J. Andrew Bush Visiting Fellow, Spring 2020, Fall 2020

Andrew Bush is an anthropologist who studies Islamic traditions in the Kurdistan region of Iraq. His ethnographic research in Kurdistan over the last 15 years has addressed topics ranging from Islamic law to Sufi poetry, gender and sexuality, and secular politics. His work combines a close study of textual traditions in Kurdish, Persian, and Arabic with ethnographic research into the everyday lives of Muslims where those texts come to life.

Andrew holds a Ph.D. in Anthropology from Johns Hopkins University, and his research has been supported by several grants including the National Science Foundation and the Wenner-Gren Foundation for Anthropological Research. His writing has appeared in American Ethnologist, the Journal of Middle East Women’s Studies, and the Wiley-Blackwell Companion to the Anthropology of the Middle East. Andrew was a Humanities Research Fellow at New York University Abu Dhabi, where he was later Senior Lecturer, teaching courses in anthropology, law, and Islamic studies. His first bookexplores a form of religious difference that has been overlooked in the study of Islamic traditions: the difference between Muslims who seek to cultivate piety and become better Muslims, and Muslims who turn away from piety by neglecting prayer and other foundational rites. This book will published by Stanford University Press in September 2020 under the title Between Muslims: Religious Difference in Iraqi Kurdistan.
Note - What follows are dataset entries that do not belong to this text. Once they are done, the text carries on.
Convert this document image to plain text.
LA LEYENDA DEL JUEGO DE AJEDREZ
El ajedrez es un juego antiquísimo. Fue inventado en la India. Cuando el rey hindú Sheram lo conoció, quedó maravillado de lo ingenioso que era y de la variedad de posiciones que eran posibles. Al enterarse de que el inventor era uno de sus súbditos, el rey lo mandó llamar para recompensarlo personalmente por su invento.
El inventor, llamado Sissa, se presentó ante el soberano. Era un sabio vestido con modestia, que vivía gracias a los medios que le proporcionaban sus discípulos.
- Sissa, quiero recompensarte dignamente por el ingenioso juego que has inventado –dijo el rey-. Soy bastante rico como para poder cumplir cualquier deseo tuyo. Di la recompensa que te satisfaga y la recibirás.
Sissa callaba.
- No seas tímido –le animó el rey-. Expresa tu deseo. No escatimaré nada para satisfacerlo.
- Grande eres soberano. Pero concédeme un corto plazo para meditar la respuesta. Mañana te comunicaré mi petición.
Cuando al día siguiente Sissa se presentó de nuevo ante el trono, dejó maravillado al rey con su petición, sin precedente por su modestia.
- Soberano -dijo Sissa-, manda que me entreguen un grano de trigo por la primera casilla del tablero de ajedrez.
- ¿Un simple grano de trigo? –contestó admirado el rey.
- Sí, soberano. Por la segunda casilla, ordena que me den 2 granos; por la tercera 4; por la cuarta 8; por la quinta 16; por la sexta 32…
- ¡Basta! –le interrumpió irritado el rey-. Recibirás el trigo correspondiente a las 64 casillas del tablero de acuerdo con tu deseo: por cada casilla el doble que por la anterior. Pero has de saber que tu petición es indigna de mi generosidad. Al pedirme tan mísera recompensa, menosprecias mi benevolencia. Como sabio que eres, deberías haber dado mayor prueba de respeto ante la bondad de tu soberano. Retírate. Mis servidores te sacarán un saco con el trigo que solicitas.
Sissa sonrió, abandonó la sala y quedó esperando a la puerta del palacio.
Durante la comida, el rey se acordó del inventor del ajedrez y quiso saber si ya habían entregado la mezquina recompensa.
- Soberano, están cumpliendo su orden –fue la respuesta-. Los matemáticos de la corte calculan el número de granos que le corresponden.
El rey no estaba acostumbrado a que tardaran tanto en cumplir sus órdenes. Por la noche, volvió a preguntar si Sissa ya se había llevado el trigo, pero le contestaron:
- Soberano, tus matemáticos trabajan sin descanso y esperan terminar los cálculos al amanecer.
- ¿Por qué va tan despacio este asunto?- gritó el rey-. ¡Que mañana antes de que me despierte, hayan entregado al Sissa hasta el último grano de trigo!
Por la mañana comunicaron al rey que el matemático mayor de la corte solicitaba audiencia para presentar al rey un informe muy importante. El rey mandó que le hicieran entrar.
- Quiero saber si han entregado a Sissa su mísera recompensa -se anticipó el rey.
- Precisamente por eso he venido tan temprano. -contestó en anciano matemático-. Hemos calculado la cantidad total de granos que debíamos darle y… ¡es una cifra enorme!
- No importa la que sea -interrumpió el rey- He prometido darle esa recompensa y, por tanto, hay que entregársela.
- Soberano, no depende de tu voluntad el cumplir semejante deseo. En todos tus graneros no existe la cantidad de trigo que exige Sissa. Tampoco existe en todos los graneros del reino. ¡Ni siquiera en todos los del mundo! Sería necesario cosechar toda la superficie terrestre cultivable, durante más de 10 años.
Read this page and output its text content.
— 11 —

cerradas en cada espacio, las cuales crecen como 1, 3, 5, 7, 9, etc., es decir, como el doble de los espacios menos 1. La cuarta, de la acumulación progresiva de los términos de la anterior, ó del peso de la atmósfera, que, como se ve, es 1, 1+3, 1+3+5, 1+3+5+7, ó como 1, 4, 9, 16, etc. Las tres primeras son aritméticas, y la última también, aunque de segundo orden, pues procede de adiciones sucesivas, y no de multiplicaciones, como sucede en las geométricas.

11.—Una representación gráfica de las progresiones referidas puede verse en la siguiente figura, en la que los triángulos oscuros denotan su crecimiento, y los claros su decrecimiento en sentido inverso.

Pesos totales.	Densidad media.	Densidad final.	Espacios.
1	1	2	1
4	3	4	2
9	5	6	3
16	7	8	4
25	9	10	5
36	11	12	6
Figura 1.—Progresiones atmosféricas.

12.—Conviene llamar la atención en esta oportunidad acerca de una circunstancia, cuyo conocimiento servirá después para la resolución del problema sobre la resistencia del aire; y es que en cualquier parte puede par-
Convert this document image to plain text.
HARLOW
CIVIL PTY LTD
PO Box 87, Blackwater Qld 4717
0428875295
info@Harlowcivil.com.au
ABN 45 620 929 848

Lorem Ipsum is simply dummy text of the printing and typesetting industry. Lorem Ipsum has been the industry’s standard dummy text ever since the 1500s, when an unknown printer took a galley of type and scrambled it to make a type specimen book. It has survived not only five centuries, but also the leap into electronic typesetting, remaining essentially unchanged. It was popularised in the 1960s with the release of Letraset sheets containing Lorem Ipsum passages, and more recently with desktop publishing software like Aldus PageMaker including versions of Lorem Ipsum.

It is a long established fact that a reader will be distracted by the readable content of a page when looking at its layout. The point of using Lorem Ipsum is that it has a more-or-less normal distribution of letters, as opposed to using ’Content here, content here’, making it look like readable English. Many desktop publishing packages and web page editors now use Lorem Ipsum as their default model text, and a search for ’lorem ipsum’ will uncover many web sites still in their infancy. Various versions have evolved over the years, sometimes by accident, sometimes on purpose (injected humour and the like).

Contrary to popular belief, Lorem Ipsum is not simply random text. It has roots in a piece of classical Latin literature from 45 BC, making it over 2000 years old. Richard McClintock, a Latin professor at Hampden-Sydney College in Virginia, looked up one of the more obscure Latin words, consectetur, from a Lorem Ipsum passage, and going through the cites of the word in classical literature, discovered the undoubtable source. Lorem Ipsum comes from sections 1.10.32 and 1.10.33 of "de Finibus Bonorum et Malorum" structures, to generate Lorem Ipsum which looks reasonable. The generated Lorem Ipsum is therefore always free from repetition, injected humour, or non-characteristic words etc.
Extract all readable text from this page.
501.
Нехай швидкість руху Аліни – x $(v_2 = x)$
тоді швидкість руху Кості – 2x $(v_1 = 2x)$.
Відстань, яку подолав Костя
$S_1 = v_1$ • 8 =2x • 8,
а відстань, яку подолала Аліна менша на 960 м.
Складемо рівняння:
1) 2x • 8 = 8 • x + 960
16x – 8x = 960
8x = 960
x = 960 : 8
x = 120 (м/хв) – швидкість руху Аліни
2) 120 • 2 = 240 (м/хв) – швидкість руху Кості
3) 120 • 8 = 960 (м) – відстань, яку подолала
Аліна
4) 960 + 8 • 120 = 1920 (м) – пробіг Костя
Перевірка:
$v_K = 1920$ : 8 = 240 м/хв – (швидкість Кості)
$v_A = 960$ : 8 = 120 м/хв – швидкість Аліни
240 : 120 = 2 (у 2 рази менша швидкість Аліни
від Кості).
In 2019 he received a Post-Ph.D. Research Grant from the Wenner-Gren Foundation to conduct fieldwork in on questions of manhood and masculinity in different forums of Islamic law in contemporary Iraq. Connecting the work of Fatwa Councils in Kurdistan to the work of personal status courts and the history of legal reform across Iraq, this project brings work on gender and Islamic law to bear on the study of men, and ties an anthropology of legal reforms projects to the intimate questions of marriage and divorce that punctuate everyday life.